En 2023, l'économie colombienne montre clairement un ralentissement de l'activité économique. Ce processus a commencé au milieu de l'année 2022 et s'est intensifié tout au long de cette année via la modération de la consommation privée, ainsi que de la forte baisse de l'investissement. Cette réduction de la dynamique économique est principalement liée à la politique monétaire de lutte contre la forte inflation et d’ajustement des déséquilibres macroéconomiques du pays (ex. le déficit de la balance courante est passé de 6,2 % du PIB en 2022 à 3,6 % au S1 2023). La politique semble porter ses fruits : l’inflation a baissé depuis avril et devrait continuer à ralentir pour atteindre la cible de la Banque centrale (3 % ± 1pt) courant 2025. Le cycle de reprise de l'économie se consolidera à partir de 2024. Cependant, il se produira progressivement et lentement.

En outre, l'économie fait face à des défis structurels en matière de déficit extérieur. Ainsi, si la balance courante s’est modérée en 2023 du fait de la baisse de la croissance, affectant les importations, la reprise de la demande stimulera les importations, tandis que la faible demande mondiale entraînera une stabilité des exportations, aggravant le déficit commercial et courant.

La stratégie de transition énergétique et de diversification des exportations manque, selon les analystes, de clarté et a contribué à l’instabilité du taux de change et du spread depuis l’élection de G. Petro. Floue jusqu’à février 2023, le Gouvernement a clarifié sa position, et l’exploration pétrolière devrait se maintenir. Toutefois, la stratégie énergétique continue de représenter un des principaux facteurs de risque. La balance des paiements et la génération de valeur du pays restent toutes deux très dépendantes du secteur pétrolier, du charbon et des mines : une transition brusque aurait un impact sans précédent sur les exportations (dans un cadre où la Colombie enregistre un déficit commercial malgré ses exportations de pétrole) et sur les IDE qui financent le déficit de la balance courante.

Les politiques publiques prévues par le nouveau Gouvernement constituent à la fois une potentielle opportunité conséquente vers une Colombie plus sociale et inclusive, mais également le principal risque pesant sur la soutenabilité du pays.
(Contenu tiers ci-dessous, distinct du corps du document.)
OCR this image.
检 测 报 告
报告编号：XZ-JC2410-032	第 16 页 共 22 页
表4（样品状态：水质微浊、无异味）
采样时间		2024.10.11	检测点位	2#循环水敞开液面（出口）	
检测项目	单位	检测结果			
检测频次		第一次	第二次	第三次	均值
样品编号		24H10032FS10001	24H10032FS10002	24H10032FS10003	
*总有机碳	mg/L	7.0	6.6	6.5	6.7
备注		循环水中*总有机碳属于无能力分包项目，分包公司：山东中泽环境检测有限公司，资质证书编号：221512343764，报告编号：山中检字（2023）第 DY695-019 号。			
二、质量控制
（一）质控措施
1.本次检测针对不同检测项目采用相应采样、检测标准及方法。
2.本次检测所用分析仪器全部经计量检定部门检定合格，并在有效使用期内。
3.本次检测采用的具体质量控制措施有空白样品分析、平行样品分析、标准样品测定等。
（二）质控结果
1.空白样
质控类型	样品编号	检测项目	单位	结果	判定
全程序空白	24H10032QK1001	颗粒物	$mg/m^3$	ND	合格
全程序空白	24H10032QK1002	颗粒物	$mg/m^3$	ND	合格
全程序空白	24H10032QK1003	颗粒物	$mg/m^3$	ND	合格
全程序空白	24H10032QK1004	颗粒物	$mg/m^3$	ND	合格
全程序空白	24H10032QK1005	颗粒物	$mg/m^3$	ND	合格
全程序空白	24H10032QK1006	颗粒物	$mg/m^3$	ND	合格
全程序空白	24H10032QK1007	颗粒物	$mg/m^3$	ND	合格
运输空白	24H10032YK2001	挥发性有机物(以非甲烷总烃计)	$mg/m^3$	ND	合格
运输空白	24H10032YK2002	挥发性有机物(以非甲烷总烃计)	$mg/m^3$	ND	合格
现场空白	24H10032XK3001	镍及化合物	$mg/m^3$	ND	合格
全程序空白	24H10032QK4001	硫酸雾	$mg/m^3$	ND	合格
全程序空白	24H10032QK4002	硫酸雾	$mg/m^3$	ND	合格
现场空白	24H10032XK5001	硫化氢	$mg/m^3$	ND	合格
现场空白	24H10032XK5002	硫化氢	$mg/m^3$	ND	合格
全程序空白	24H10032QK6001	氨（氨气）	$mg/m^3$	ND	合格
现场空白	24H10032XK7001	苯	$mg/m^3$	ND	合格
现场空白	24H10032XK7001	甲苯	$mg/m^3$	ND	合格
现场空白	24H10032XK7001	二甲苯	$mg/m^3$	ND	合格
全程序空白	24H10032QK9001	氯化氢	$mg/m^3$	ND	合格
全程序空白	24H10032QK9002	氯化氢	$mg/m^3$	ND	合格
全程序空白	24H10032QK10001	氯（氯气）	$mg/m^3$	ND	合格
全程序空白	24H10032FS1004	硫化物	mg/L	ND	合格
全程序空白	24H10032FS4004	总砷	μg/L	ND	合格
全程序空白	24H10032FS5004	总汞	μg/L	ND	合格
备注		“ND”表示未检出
Les potentiels coûts budgétaires des réformes sociales (santé, pensions, travail) pourraient ne pas être suffisamment contrebalancés par les recettes fiscales générées par la réforme. Par ailleurs, les impacts de ces réformes pourraient limiter l’attractivité du pays sur les entreprises étrangères. Cependant, la perte de la majorité au Congrès à la suite du remaniement ministériel d’avril dernier compliquera le passage de ces réformes, qui devront être significativement modérées, voire abandonnées, pour passer le filtre législatif.